Diverse expression patterns were also observed in an analysis of an independent microarray dataset of leukemia samples from Haferlach et al (33) from the Oncomine database (Fig. 1B). The expression patterns observed in the various leukemia types were in general agreement with our RT-qPCR data for ALL and AML samples. The median WT1 and CCNA1 expression in the AML samples was greater than that in the MNC controls and was generally higher than that in the ALL samples. The expression of CCNA1 was lower in the ALL samples compared to the controls, while the VEGF levels were lower than those in the controls in both the ALL and AML samples. Overall, these analyses demonstrated that WT1 and CCNA1 expression varied between the types of leukemia, with a higher expression being more common in AML than ALL, consistent with our analysis of pediatric leukemia samples.
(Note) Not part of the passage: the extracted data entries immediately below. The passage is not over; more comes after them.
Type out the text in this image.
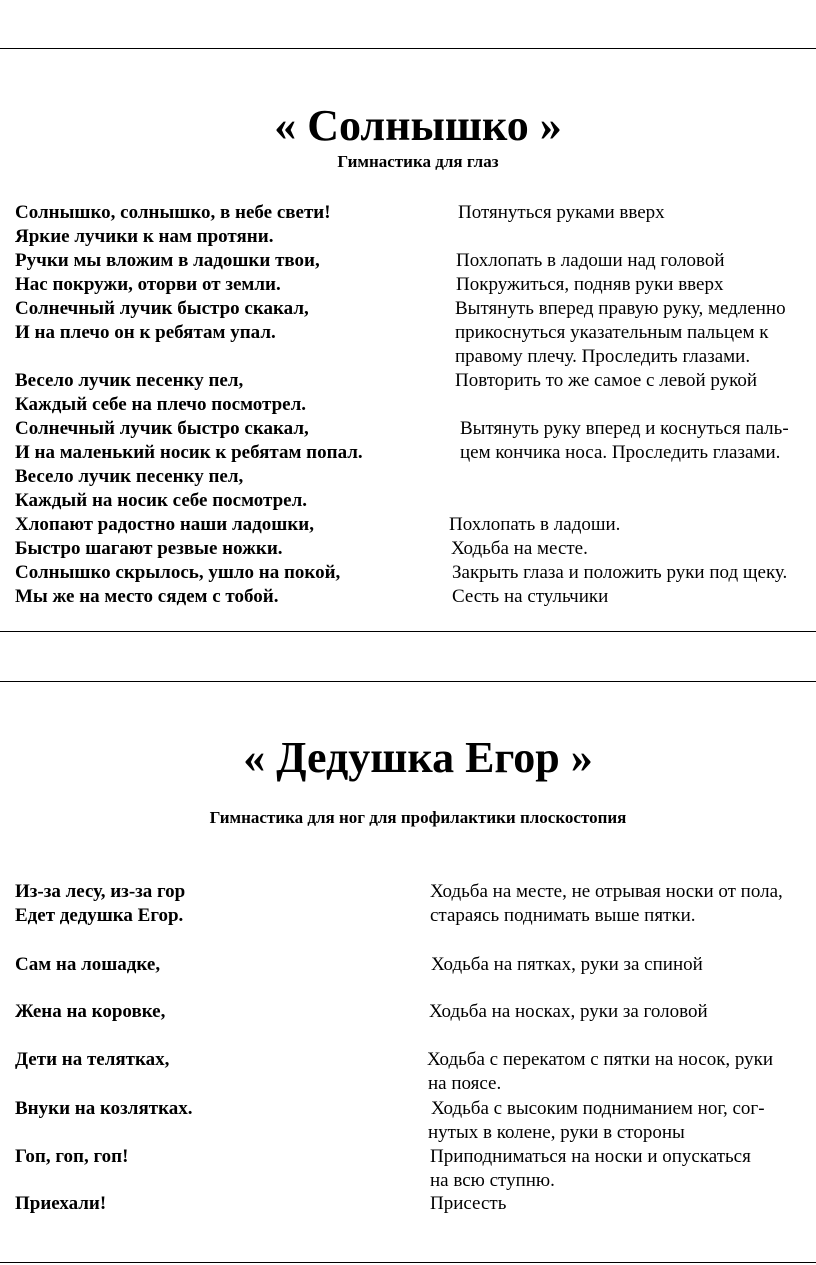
« Солнышко »
Гимнастика для глаз
Солнышко, солнышко, в небе свети!
Яркие лучики к нам протяни.
Ручки мы вложим в ладошки твои,
Нас покружи, оторви от земли.
Солнечный лучик быстро скакал,
И на плечо он к ребятам упал.
Весело лучик песенку пел,
Каждый себе на плечо посмотрел.
Солнечный лучик быстро скакал,
И на маленький носик к ребятам попал.
Весело лучик песенку пел,
Каждый на носик себе посмотрел.
Хлопают радостно наши ладошки,
Быстро шагают резвые ножки.
Солнышко скрылось, ушло на покой,
Мы же на место сядем с тобой.
Потянуться руками вверх
Похлопать в ладоши над головой
Покружиться, подняв руки вверх
Вытянуть вперед правую руку, медленно
прикоснуться указательным пальцем к
правому плечу. Проследить глазами.
Повторить то же самое с левой рукой
Вытянуть руку вперед и коснуться паль-
цем кончика носа. Проследить глазами.
Похлопать в ладоши.
Ходьба на месте.
Закрыть глаза и положить руки под щеку.
Сесть на стульчики
« Дедушка Егор »
Гимнастика для ног для профилактики плоскостопия
Из-за лесу, из-за гор
Едет дедушка Егор.
Сам на лошадке,
Жена на коровке,
Дети на телятках,
Внуки на козлятках.
Гоп, гоп, гоп!
Приехали!
Ходьба на месте, не отрывая носки от пола,
стараясь поднимать выше пятки.
Ходьба на пятках, руки за спиной
Ходьба на носках, руки за головой
Ходьба с перекатом с пятки на носок, руки
на поясе.
Ходьба с высоким подниманием ног, сог-
нутых в колене, руки в стороны
Приподниматься на носки и опускаться
на всю ступню.
Присесть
Overexpression of wild-type, but not ZF mutated WT1 increases CCNA1 expression in K562 cells

Exon 7 is a hotspot area for WT1 mutations in leukemia, and the predominant type of mutation identified in this region is a frameshift caused by either insertion or deletion of one or more base pairs (5,35,36). Sequence analysis of our expression constructs comparing wild-type and mutant WT1 confirmed the insertion of a single base ‘C’ at exon 7 resulting in a premature stop codon and the truncation of exon 7–10 (ZF domain) at the C-terminus of WT1 protein (Fig. 2A). The transfection of WT1 plasmids into the K562 cells resulted in the expression of either the full-length wild-type (52 kDa) or the truncated mutant WT1 protein (35 kDa). A comparison of the effects of the transfection of wild-type or mutant WT1 constructs on the CCNA1 and VEGF mRNA levels in K562 cells was evaluated by RT-qPCR analysis (Fig. 2B). The transfection of wild-type WT1 increased the mRNA levels of CCNA1 (relative to the empty vector), but not those of VEGF, and the ZF mutant WT1 did not upregulate the expression of any gene targets tested. These results suggest that CCNA1 is a potential WT1 target gene. In addition, since the mutant plasmid lacking the ZF domain failed to enhance expression, an intact DNA binding domain is required for the WT1 mediated upregulation of CCNA1.

Figure 2. Wild-type WT1, but not a ZF-mutated WT1, upregulates CCNA1 mRNA in K562 cells. (A) A naturally occurring mutation in exon 7 (encoding ZF-1) of WT1 gene truncates ZF domain of WT1 protein. Construction of ZF truncation mutant, confirmation of frameshift mutation at 1,340 bp within the zinc finger 1 domain (exon 7), and production of the resultant ZF mutant truncated WT1 protein are described in methods. Sequence analysis comparing wild-type and mutant WT1 confirmed the insertion of a single base ‘C’ at exon 7 by site-directed mutagenesis (the region of insertion shown in box on the left) which resulted in a premature stop codon (box on the right), and truncation of exon 7–10 at the C-terminal end of WT1 protein. Following the transfection of WT1 plasmids into K562 cells, western blot analysis (right panel) revealed the expression of both wild type (52 kDa) and mutant (35 kDa) WT1 protein. (B) CCNA1 expression was upregulated approximately 2.5-fold in K562 cells transfected with wild-type WT1 construct relative to the cb6+ empty vector control, but no enhancement in CCNA1 mRNA expression was observed in ZF mutant WT1-transfected K562 cells. VEGF levels remained unaltered by WT1 transfection. Statistical significance was determined by one-way ANOVA (*P<0.05). WT1, Wilms tumor 1; CCNA1, cyclin A1; VEGF, vascular endothelial growth factor.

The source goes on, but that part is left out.